One new provision, apparently assented to by Canadian negotiators, would allow NAFO management inside Canada’s 200-mile zone!
The Minister of Fisheries now says, in a recent letter to the ‘St. John’s Telegram’, he will not allow this, i.e., “Canada will only accept a NAFO Convention that clearly defines that the regulatory authority of NAFO is only on the high seas.”
Whether he holds to this latest position remains to be seen. If he does not, then instead of Canada establishing ‘custodial management’ beyond 200 miles as he promised during the election, Minister Hearn will have done the exact opposite established a form of custodial management by NAFO and its 12 members within Canada’s 200-mile limit.
The other weakening element is a new provision which, in his letter, the Minister of Fisheries and Oceans supports, to change the voting system in NAFO from the simple majority which now applies in the existing Convention, to a two-thirds (2/3) majority system.
The reason he gives for supporting the 2/3 system, which is being demanded chiefly by the European Union, makes no sense, and has already been discredited by a legal opinion DFO has received stating DFO’s premise for supporting the 2/3 vote is based on a misunderstanding of how NAFO works.
What the 2/3 voting system would do is make it harder for Canada, and other conservation-minded members of NAFO, to succeed in getting NAFO decisions that will restrict catches severely when this is necessary for conservation, and any other NAFO decisions, including enforcement improvements, that will support conservation in any way.
The new NAFO, with a 2/3 voting rule, would be a weaker organization, one that favours compromises between the needs of conservation and the needs of the fishing fleets. This is what the future now seems to offer.
It is not too late to fix this. The forces at work are trying to get this new NAFO Convention adopted at the next NAFO meeting next month, September.
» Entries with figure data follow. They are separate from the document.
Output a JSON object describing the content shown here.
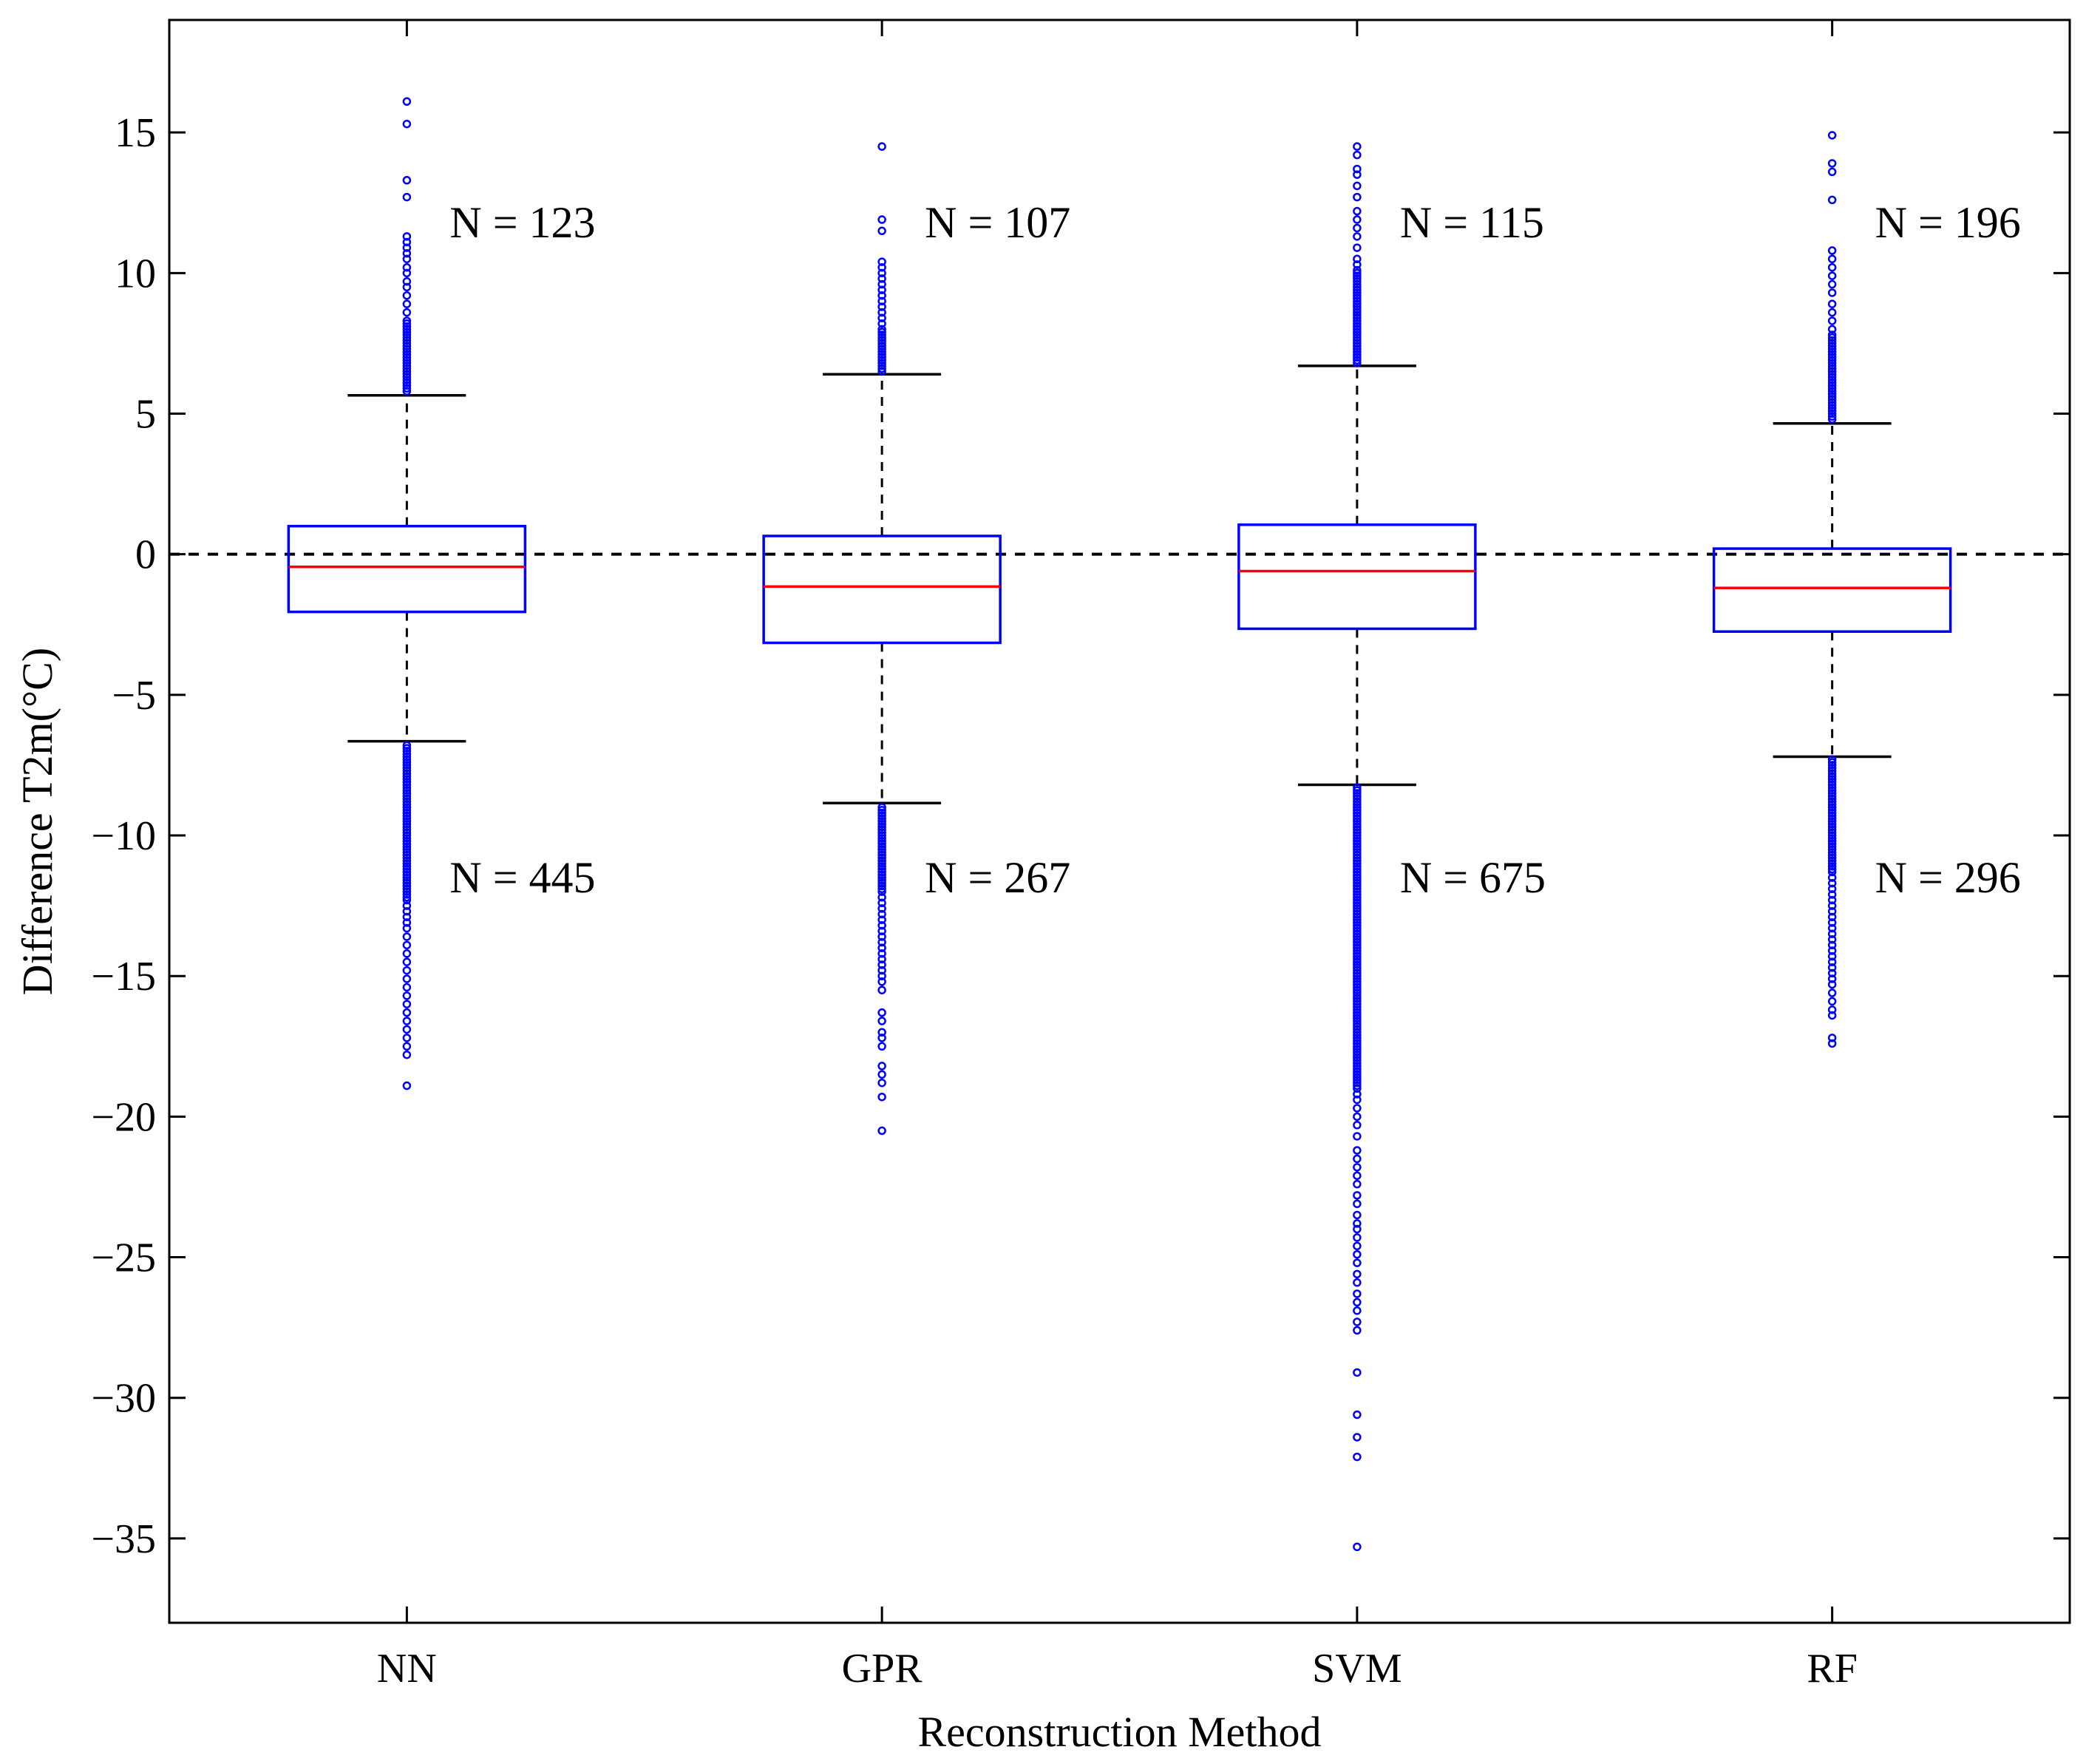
{
  "chart_data": {
    "type": "boxplot",
    "xlabel": "Reconstruction Method",
    "ylabel": "Difference T2m(°C)",
    "ylim": [
      -38,
      19
    ],
    "yticks": [
      15,
      10,
      5,
      0,
      -5,
      -10,
      -15,
      -20,
      -25,
      -30,
      -35
    ],
    "ytick_labels": [
      "15",
      "10",
      "5",
      "0",
      "−5",
      "−10",
      "−15",
      "−20",
      "−25",
      "−30",
      "−35"
    ],
    "reference_line": {
      "y": 0,
      "style": "dashed"
    },
    "colors": {
      "box": "#0000ff",
      "median": "#ff0000",
      "whisker": "#000000",
      "outlier": "#0000ff",
      "frame": "#000000"
    },
    "categories": [
      "NN",
      "GPR",
      "SVM",
      "RF"
    ],
    "boxes": [
      {
        "name": "NN",
        "q1": -2.05,
        "median": -0.45,
        "q3": 1.0,
        "whisker_low": -6.65,
        "whisker_high": 5.65,
        "outliers_high": [
          5.8,
          5.9,
          6.0,
          6.1,
          6.2,
          6.3,
          6.4,
          6.5,
          6.6,
          6.7,
          6.8,
          6.9,
          7.0,
          7.1,
          7.2,
          7.3,
          7.4,
          7.5,
          7.6,
          7.7,
          7.8,
          7.9,
          8.0,
          8.1,
          8.2,
          8.3,
          8.6,
          8.9,
          9.2,
          9.5,
          9.7,
          10.0,
          10.2,
          10.5,
          10.7,
          10.9,
          11.1,
          11.3,
          12.7,
          13.3,
          15.3,
          16.1
        ],
        "outliers_low": [
          -6.8,
          -6.9,
          -7.0,
          -7.1,
          -7.2,
          -7.3,
          -7.4,
          -7.5,
          -7.6,
          -7.7,
          -7.8,
          -7.9,
          -8.0,
          -8.1,
          -8.2,
          -8.3,
          -8.4,
          -8.5,
          -8.6,
          -8.7,
          -8.8,
          -8.9,
          -9.0,
          -9.1,
          -9.2,
          -9.3,
          -9.4,
          -9.5,
          -9.6,
          -9.7,
          -9.8,
          -9.9,
          -10.0,
          -10.1,
          -10.2,
          -10.3,
          -10.4,
          -10.5,
          -10.6,
          -10.7,
          -10.8,
          -10.9,
          -11.0,
          -11.1,
          -11.2,
          -11.3,
          -11.4,
          -11.5,
          -11.6,
          -11.7,
          -11.8,
          -11.9,
          -12.0,
          -12.1,
          -12.2,
          -12.3,
          -12.5,
          -12.7,
          -12.9,
          -13.1,
          -13.3,
          -13.6,
          -13.9,
          -14.2,
          -14.5,
          -14.8,
          -15.1,
          -15.4,
          -15.7,
          -16.0,
          -16.3,
          -16.6,
          -16.9,
          -17.2,
          -17.5,
          -17.8,
          -18.9
        ],
        "n_high": "N = 123",
        "n_low": "N = 445"
      },
      {
        "name": "GPR",
        "q1": -3.15,
        "median": -1.15,
        "q3": 0.65,
        "whisker_low": -8.85,
        "whisker_high": 6.4,
        "outliers_high": [
          6.5,
          6.6,
          6.7,
          6.8,
          6.9,
          7.0,
          7.1,
          7.2,
          7.3,
          7.4,
          7.5,
          7.6,
          7.7,
          7.8,
          7.9,
          8.0,
          8.2,
          8.4,
          8.6,
          8.8,
          9.0,
          9.2,
          9.4,
          9.6,
          9.8,
          10.0,
          10.2,
          10.4,
          11.5,
          11.9,
          14.5
        ],
        "outliers_low": [
          -9.0,
          -9.1,
          -9.2,
          -9.3,
          -9.4,
          -9.5,
          -9.6,
          -9.7,
          -9.8,
          -9.9,
          -10.0,
          -10.1,
          -10.2,
          -10.3,
          -10.4,
          -10.5,
          -10.6,
          -10.7,
          -10.8,
          -10.9,
          -11.0,
          -11.1,
          -11.2,
          -11.3,
          -11.4,
          -11.5,
          -11.6,
          -11.7,
          -11.8,
          -11.9,
          -12.0,
          -12.2,
          -12.4,
          -12.6,
          -12.8,
          -13.0,
          -13.2,
          -13.4,
          -13.6,
          -13.8,
          -14.0,
          -14.2,
          -14.4,
          -14.6,
          -14.8,
          -15.0,
          -15.2,
          -15.5,
          -16.3,
          -16.6,
          -17.0,
          -17.2,
          -17.5,
          -18.2,
          -18.5,
          -18.8,
          -19.3,
          -20.5
        ],
        "n_high": "N = 107",
        "n_low": "N = 267"
      },
      {
        "name": "SVM",
        "q1": -2.65,
        "median": -0.6,
        "q3": 1.05,
        "whisker_low": -8.2,
        "whisker_high": 6.7,
        "outliers_high": [
          6.8,
          6.9,
          7.0,
          7.1,
          7.2,
          7.3,
          7.4,
          7.5,
          7.6,
          7.7,
          7.8,
          7.9,
          8.0,
          8.1,
          8.2,
          8.3,
          8.4,
          8.5,
          8.6,
          8.7,
          8.8,
          8.9,
          9.0,
          9.1,
          9.2,
          9.3,
          9.4,
          9.5,
          9.6,
          9.7,
          9.8,
          9.9,
          10.0,
          10.1,
          10.3,
          10.5,
          10.9,
          11.3,
          11.6,
          11.9,
          12.2,
          12.7,
          13.1,
          13.5,
          13.7,
          14.2,
          14.5
        ],
        "outliers_low": [
          -8.3,
          -8.4,
          -8.5,
          -8.6,
          -8.7,
          -8.8,
          -8.9,
          -9.0,
          -9.1,
          -9.2,
          -9.3,
          -9.4,
          -9.5,
          -9.6,
          -9.7,
          -9.8,
          -9.9,
          -10.0,
          -10.1,
          -10.2,
          -10.3,
          -10.4,
          -10.5,
          -10.6,
          -10.7,
          -10.8,
          -10.9,
          -11.0,
          -11.1,
          -11.2,
          -11.3,
          -11.4,
          -11.5,
          -11.6,
          -11.7,
          -11.8,
          -11.9,
          -12.0,
          -12.1,
          -12.2,
          -12.3,
          -12.4,
          -12.5,
          -12.6,
          -12.7,
          -12.8,
          -12.9,
          -13.0,
          -13.1,
          -13.2,
          -13.3,
          -13.4,
          -13.5,
          -13.6,
          -13.7,
          -13.8,
          -13.9,
          -14.0,
          -14.1,
          -14.2,
          -14.3,
          -14.4,
          -14.5,
          -14.6,
          -14.7,
          -14.8,
          -14.9,
          -15.0,
          -15.1,
          -15.2,
          -15.3,
          -15.4,
          -15.5,
          -15.6,
          -15.7,
          -15.8,
          -15.9,
          -16.0,
          -16.1,
          -16.2,
          -16.3,
          -16.4,
          -16.5,
          -16.6,
          -16.7,
          -16.8,
          -16.9,
          -17.0,
          -17.1,
          -17.2,
          -17.3,
          -17.4,
          -17.5,
          -17.6,
          -17.7,
          -17.8,
          -17.9,
          -18.0,
          -18.1,
          -18.2,
          -18.3,
          -18.4,
          -18.5,
          -18.6,
          -18.7,
          -18.8,
          -18.9,
          -19.0,
          -19.2,
          -19.4,
          -19.7,
          -20.0,
          -20.3,
          -20.7,
          -21.2,
          -21.5,
          -21.8,
          -22.1,
          -22.4,
          -22.8,
          -23.1,
          -23.5,
          -23.8,
          -24.0,
          -24.3,
          -24.6,
          -24.9,
          -25.2,
          -25.6,
          -25.9,
          -26.3,
          -26.6,
          -26.9,
          -27.3,
          -27.6,
          -29.1,
          -30.6,
          -31.4,
          -32.1,
          -35.3
        ],
        "n_high": "N = 115",
        "n_low": "N = 675"
      },
      {
        "name": "RF",
        "q1": -2.75,
        "median": -1.2,
        "q3": 0.2,
        "whisker_low": -7.2,
        "whisker_high": 4.65,
        "outliers_high": [
          4.8,
          4.9,
          5.0,
          5.1,
          5.2,
          5.3,
          5.4,
          5.5,
          5.6,
          5.7,
          5.8,
          5.9,
          6.0,
          6.1,
          6.2,
          6.3,
          6.4,
          6.5,
          6.6,
          6.7,
          6.8,
          6.9,
          7.0,
          7.1,
          7.2,
          7.3,
          7.4,
          7.5,
          7.6,
          7.7,
          7.8,
          8.0,
          8.3,
          8.6,
          8.9,
          9.3,
          9.6,
          9.9,
          10.2,
          10.5,
          10.8,
          12.6,
          13.6,
          13.9,
          14.9
        ],
        "outliers_low": [
          -7.3,
          -7.4,
          -7.5,
          -7.6,
          -7.7,
          -7.8,
          -7.9,
          -8.0,
          -8.1,
          -8.2,
          -8.3,
          -8.4,
          -8.5,
          -8.6,
          -8.7,
          -8.8,
          -8.9,
          -9.0,
          -9.1,
          -9.2,
          -9.3,
          -9.4,
          -9.5,
          -9.6,
          -9.7,
          -9.8,
          -9.9,
          -10.0,
          -10.1,
          -10.2,
          -10.3,
          -10.4,
          -10.5,
          -10.6,
          -10.7,
          -10.8,
          -10.9,
          -11.0,
          -11.1,
          -11.2,
          -11.3,
          -11.5,
          -11.7,
          -11.9,
          -12.1,
          -12.3,
          -12.5,
          -12.7,
          -12.9,
          -13.1,
          -13.3,
          -13.5,
          -13.7,
          -13.9,
          -14.1,
          -14.3,
          -14.5,
          -14.7,
          -14.9,
          -15.1,
          -15.3,
          -15.6,
          -15.9,
          -16.2,
          -16.4,
          -17.2,
          -17.4
        ],
        "n_high": "N = 196",
        "n_low": "N = 296"
      }
    ]
  }
}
This is an artificial deadline that works against Canada’s interests.
It is still open to Canada to prevent this from happening at the September meeting, and to kick-start the negotiations into what they should be working on a new NAFO Convention that strengthens NAFO, rather than weakening it.
Bill Rowat, a former Deputy Minister of Fisheries and Oceans, served as NAFO Commissioner, and led Canada’s negotiations during the 1995 ‘Turbot War’ with the European Union.
Scott Parsons, Ph.D., was successively DFO’s Assistant Deputy Minister of Atlantic Fisheries, Science, and Oceans; served as President of the International Council for the Exploration of the Seas and is author of ‘A Review of the Northwest Atlantic Fisheries Organization’, March 2005, and the 1993 book, ‘Management of Marine Fisheries in Canada’.
Bob Applebaum served as DFO’s Director-General, International, and participated in the negotiation of the original NAFO Convention and the more recent United Nations Fish Agreement.
Earl Wiseman also served as Director-General, International, and co-ordinated Canada’s ratification of the UN Fish Agreement.